Hagen-Tücking.
Als Bettina Ermert ihre älteste Tochter im Alter von sechs Monaten zum ersten Mal auf das Pferd hob, da hörte Fee sofort auf zu fressen und machte sich gerade, weil sie mitbekommen hatte, dass da etwas sehr Kleines auf ihrem Rücken saß und sie jetzt vorsichtig sein musste.
Und so ist es bis heute geblieben: verlässlich, freundlich, aufmerksam, treu und beizeiten treudoof: Fee, das Uraltpferd. Die fuchsbraune Stute mit den grauen Stichelhaareinfärbungen ist sage und schreibe 34 Jahre alt. Das ist für Pferde ein wahrhaft biblisches Alter, es entspricht über 100 Menschenjahren.
Zwei Zähne sind Fee schon ausgefallen
Fee ist gut auszumachen in der Herde, was nicht nur an der Blesse liegt, die sich über ihren gesamten Kopf zieht. Fee sieht einfach am ältesten aus. Sie ist ganz schön klapprig geworden mit den Zeiten, zwei Zähne sind ihr schon ausgefallen, und das Herz, sagt die Tierärztin, wenn sie Fee abhört, rassele wie eine Dampflok. „Aber sie ist immer noch das erste Pferd, das aus dem Stall auf die Weide hinausgeht, und kehrt auch als erstes in ihre Box zurück“, berichtet Bettina Ermert von den Gewohnheiten eines langen Pferdelebens.
Die anderen Pferde auf der Weide am Tücking lassen Fee aber nicht aus Respekt vor ihrem Alter den Vortritt, o nein. Sie sind nur nicht so gedankenschnell, aber dafür hinterlistig. Die Haflinger-Dame Liesel etwa pirscht sich gern hinterrücks an Fee heran, um ihr einen Tritt zu versetzen. Und schon eilen Fees Kinder Red Cliff (20) und Fabrice (15) herbei, um ihre Mutter zu beschützen. „Die beiden passen auf sie auf“, berichtet Bettina Ermert. „Fee will ihre Ruhe haben. Sie geht dem jungen Gemüse aus dem Weg.“
Ein alter Gaul
Fee ist ein alter Gaul, das kann man wohl sagen. Bettina Ermert hat ihr eine Regendecke übergelegt, obwohl es gar nicht regnet. Aber in dem Alter weiß man ja nie, und auf dem Tücking geht so ein ordentlich scharfer Wind. Fee soll schließlich keine Bronchitis bekommen, es könnte ihre letzte sein. Außerdem ist die Decke atmungsaktiv.

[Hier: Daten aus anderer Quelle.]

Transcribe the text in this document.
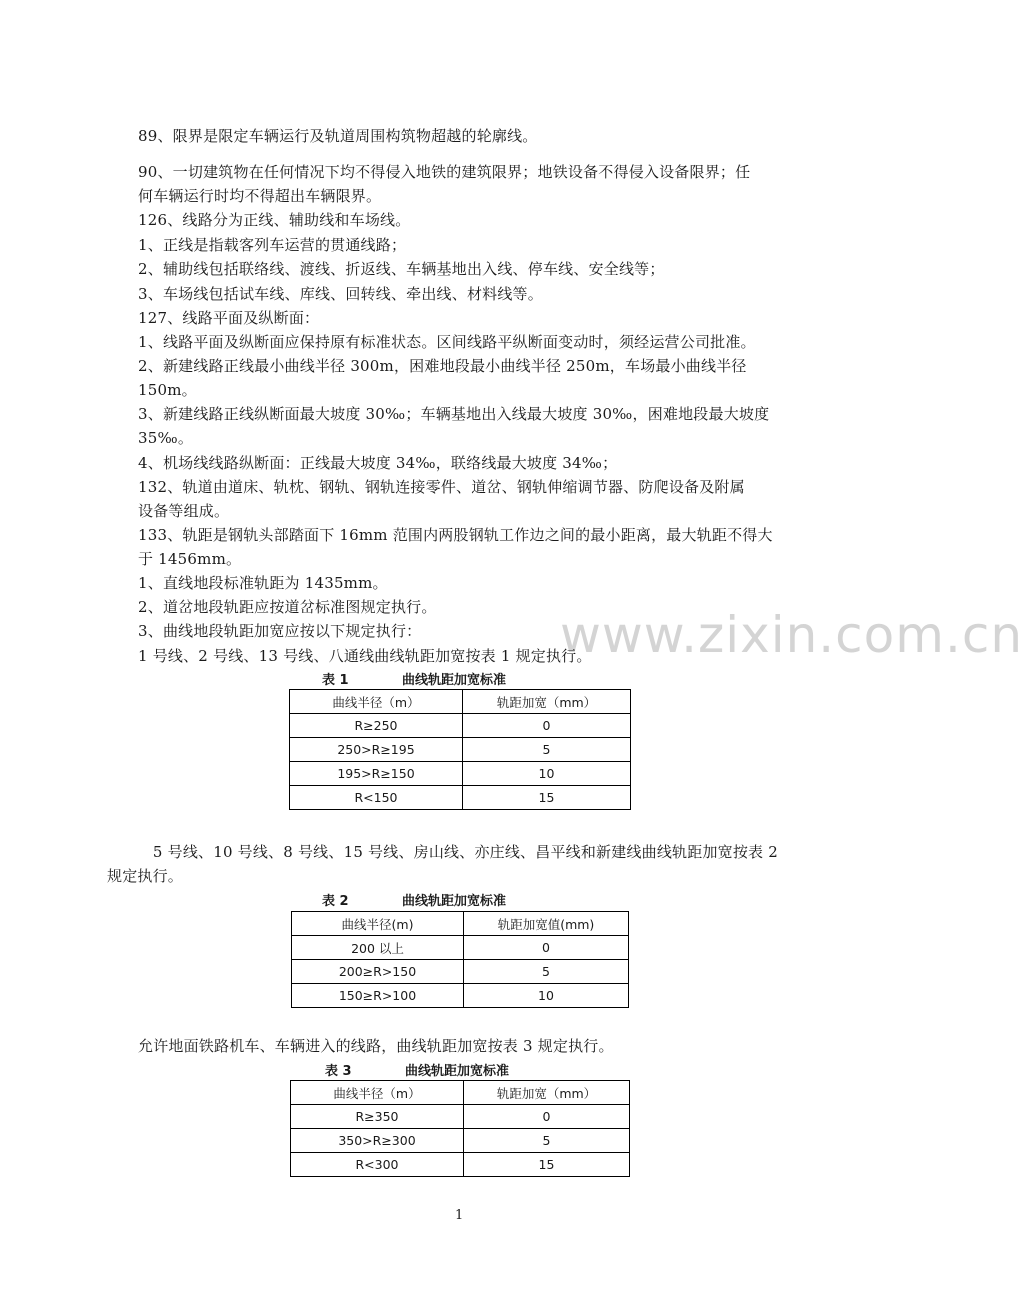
www.zixin.com.cn
89、限界是限定车辆运行及轨道周围构筑物超越的轮廓线。
90、一切建筑物在任何情况下均不得侵入地铁的建筑限界；地铁设备不得侵入设备限界；任
何车辆运行时均不得超出车辆限界。
126、线路分为正线、辅助线和车场线。
1、正线是指载客列车运营的贯通线路；
2、辅助线包括联络线、渡线、折返线、车辆基地出入线、停车线、安全线等；
3、车场线包括试车线、库线、回转线、牵出线、材料线等。
127、线路平面及纵断面：
1、线路平面及纵断面应保持原有标准状态。区间线路平纵断面变动时，须经运营公司批准。
2、新建线路正线最小曲线半径 300m，困难地段最小曲线半径 250m，车场最小曲线半径
150m。
3、新建线路正线纵断面最大坡度 30‰；车辆基地出入线最大坡度 30‰，困难地段最大坡度
35‰。
4、机场线线路纵断面：正线最大坡度 34‰，联络线最大坡度 34‰；
132、轨道由道床、轨枕、钢轨、钢轨连接零件、道岔、钢轨伸缩调节器、防爬设备及附属
设备等组成。
133、轨距是钢轨头部踏面下 16mm 范围内两股钢轨工作边之间的最小距离，最大轨距不得大
于 1456mm。
1、直线地段标准轨距为 1435mm。
2、道岔地段轨距应按道岔标准图规定执行。
3、曲线地段轨距加宽应按以下规定执行：
1 号线、2 号线、13 号线、八通线曲线轨距加宽按表 1 规定执行。
表 1	曲线轨距加宽标准
曲线半径（m）	轨距加宽（mm）
R≥250	0
250>R≥195	5
195>R≥150	10
R<150	15
5 号线、10 号线、8 号线、15 号线、房山线、亦庄线、昌平线和新建线曲线轨距加宽按表 2
规定执行。
表 2	曲线轨距加宽标准
曲线半径(m)	轨距加宽值(mm)
200 以上	0
200≥R>150	5
150≥R>100	10
允许地面铁路机车、车辆进入的线路，曲线轨距加宽按表 3 规定执行。
表 3	曲线轨距加宽标准
曲线半径（m）	轨距加宽（mm）
R≥350	0
350>R≥300	5
R<300	15
1
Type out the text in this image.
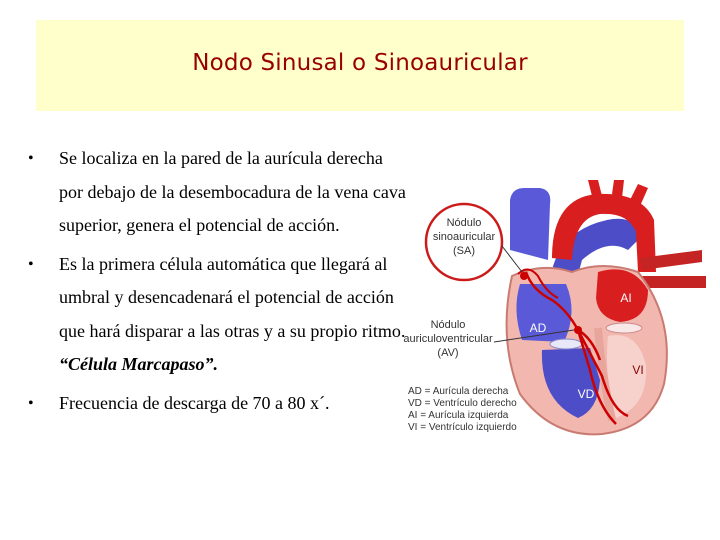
Nodo Sinusal o Sinoauricular
• Se localiza en la pared de la aurícula derecha por debajo de la desembocadura de la vena cava superior, genera el potencial de acción.
• Es la primera célula automática que llegará al umbral y desencadenará el potencial de acción que hará disparar a las otras y a su propio ritmo. “Célula Marcapaso”.
• Frecuencia de descarga de 70 a 80 x´.
Nódulo
sinoauricular
(SA)
Nódulo
auriculoventricular
(AV)
AD
AI
VD
VI
AD = Aurícula derecha
VD = Ventrículo derecho
AI = Aurícula izquierda
VI = Ventrículo izquierdo
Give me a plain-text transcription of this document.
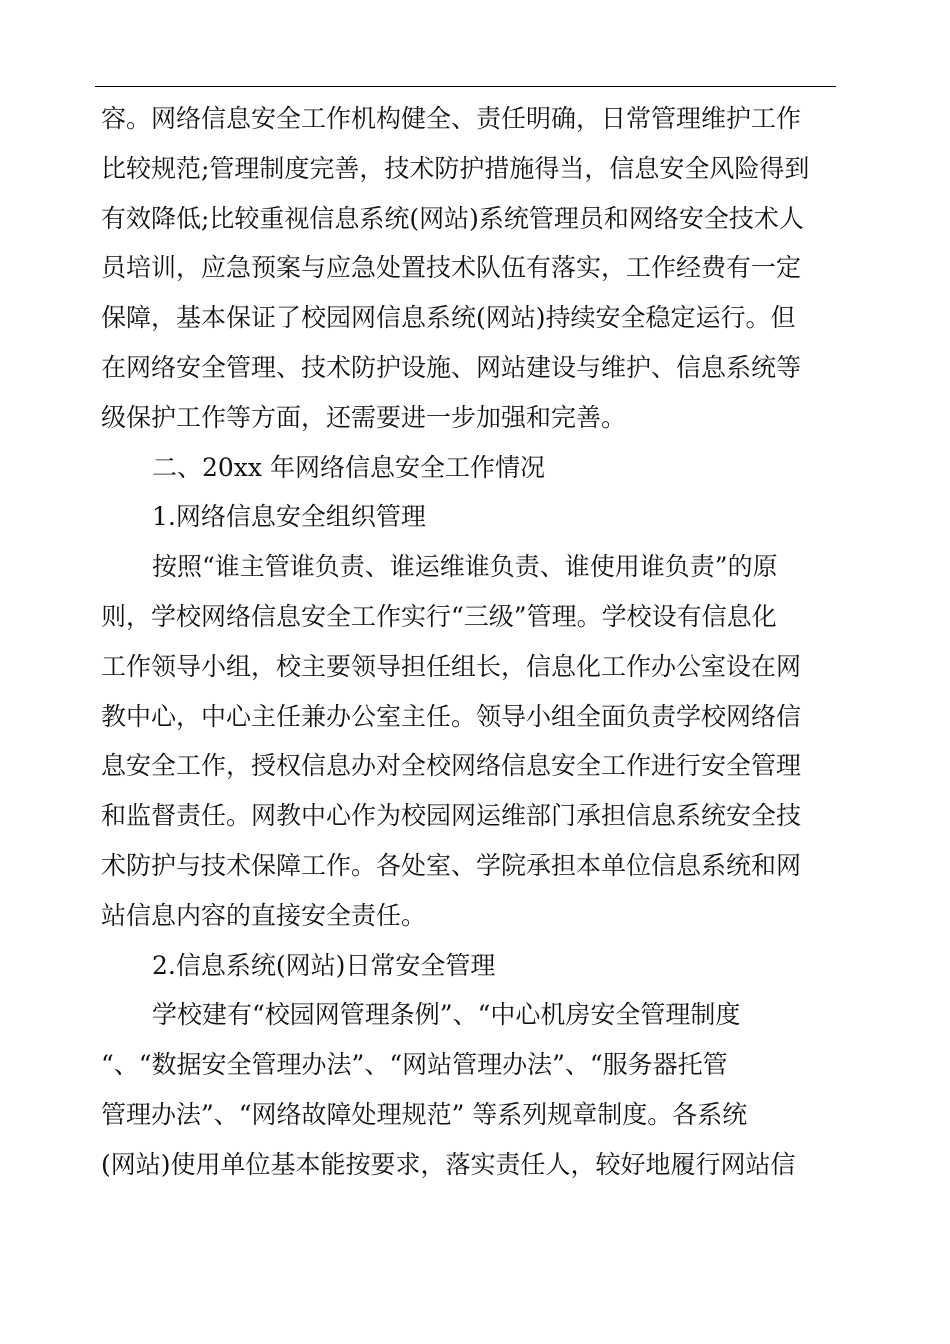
容。网络信息安全工作机构健全、责任明确，日常管理维护工作
比较规范;管理制度完善，技术防护措施得当，信息安全风险得到
有效降低;比较重视信息系统(网站)系统管理员和网络安全技术人
员培训，应急预案与应急处置技术队伍有落实，工作经费有一定
保障，基本保证了校园网信息系统(网站)持续安全稳定运行。但
在网络安全管理、技术防护设施、网站建设与维护、信息系统等
级保护工作等方面，还需要进一步加强和完善。
二、20xx 年网络信息安全工作情况
1.网络信息安全组织管理
按照“谁主管谁负责、谁运维谁负责、谁使用谁负责”的原
则，学校网络信息安全工作实行“三级”管理。学校设有信息化
工作领导小组，校主要领导担任组长，信息化工作办公室设在网
教中心，中心主任兼办公室主任。领导小组全面负责学校网络信
息安全工作，授权信息办对全校网络信息安全工作进行安全管理
和监督责任。网教中心作为校园网运维部门承担信息系统安全技
术防护与技术保障工作。各处室、学院承担本单位信息系统和网
站信息内容的直接安全责任。
2.信息系统(网站)日常安全管理
学校建有“校园网管理条例”、“中心机房安全管理制度
“、“数据安全管理办法”、“网站管理办法”、“服务器托管
管理办法”、“网络故障处理规范” 等系列规章制度。各系统
(网站)使用单位基本能按要求，落实责任人，较好地履行网站信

Nun muss man aber sagen, dass Fee sehr gute Gene mit auf die Welt bekommen hat. Sie stammt ab von Frühlingsball, einem kerngesunden Hengst, sie hat keine Gelenkarthrose und noch nie Hufeisen getragen, das Horngewebe an ihren Läufen ist gesund und robust. Schon Fees Mutter Susanne ist 32 Jahre alt geworden, doch Langlebigkeit vererbt sich nicht immer: Fees ältester Sohn Robertino, eines von acht Kindern, denen sie das Leben geschenkt hat, ist schon mit 18 Jahren gestorben.
Fee frisst gerne und viel
Die einzige Schwäche, die die betagte Pferdefrau besitzt, ist das Essen. Fee frisst gerne und viel. Äpfel sind ihre Leibspeise, Äpfel kann sie auch jetzt, trotz der fehlenden zwei Zähne, noch knacken. Möhren zerkleinert ihr Gebiss dagegen nicht mehr gut, und die Hauptspeise, Heu oder Kraftfutter, kommt eingeweicht in den Trog.
Manchmal benimmt sich Fee gar nicht wie eine alte Dame, dann hat sie Ausbrüche und tollt über die Weide wie ein junges Füllen. Vielleicht erinnert sie sich in diesen Momenten an jene Zeit, als sie selbst als sechsmonatiges Fohlen von Bettina Ermert gekauft wurde.
Aber so eine Aufwallung dauert nie lange. Wenn es im Sommer sehr heiß wird, dann könnte das Herz von Fee vielleicht aufhören zu schlagen, überlegt Bettina Ermert. In dem Alter muss man auf alles gefasst sein. Und das Herz rasselt ja wie eine Dampflok, hat die Tierärztin gesagt.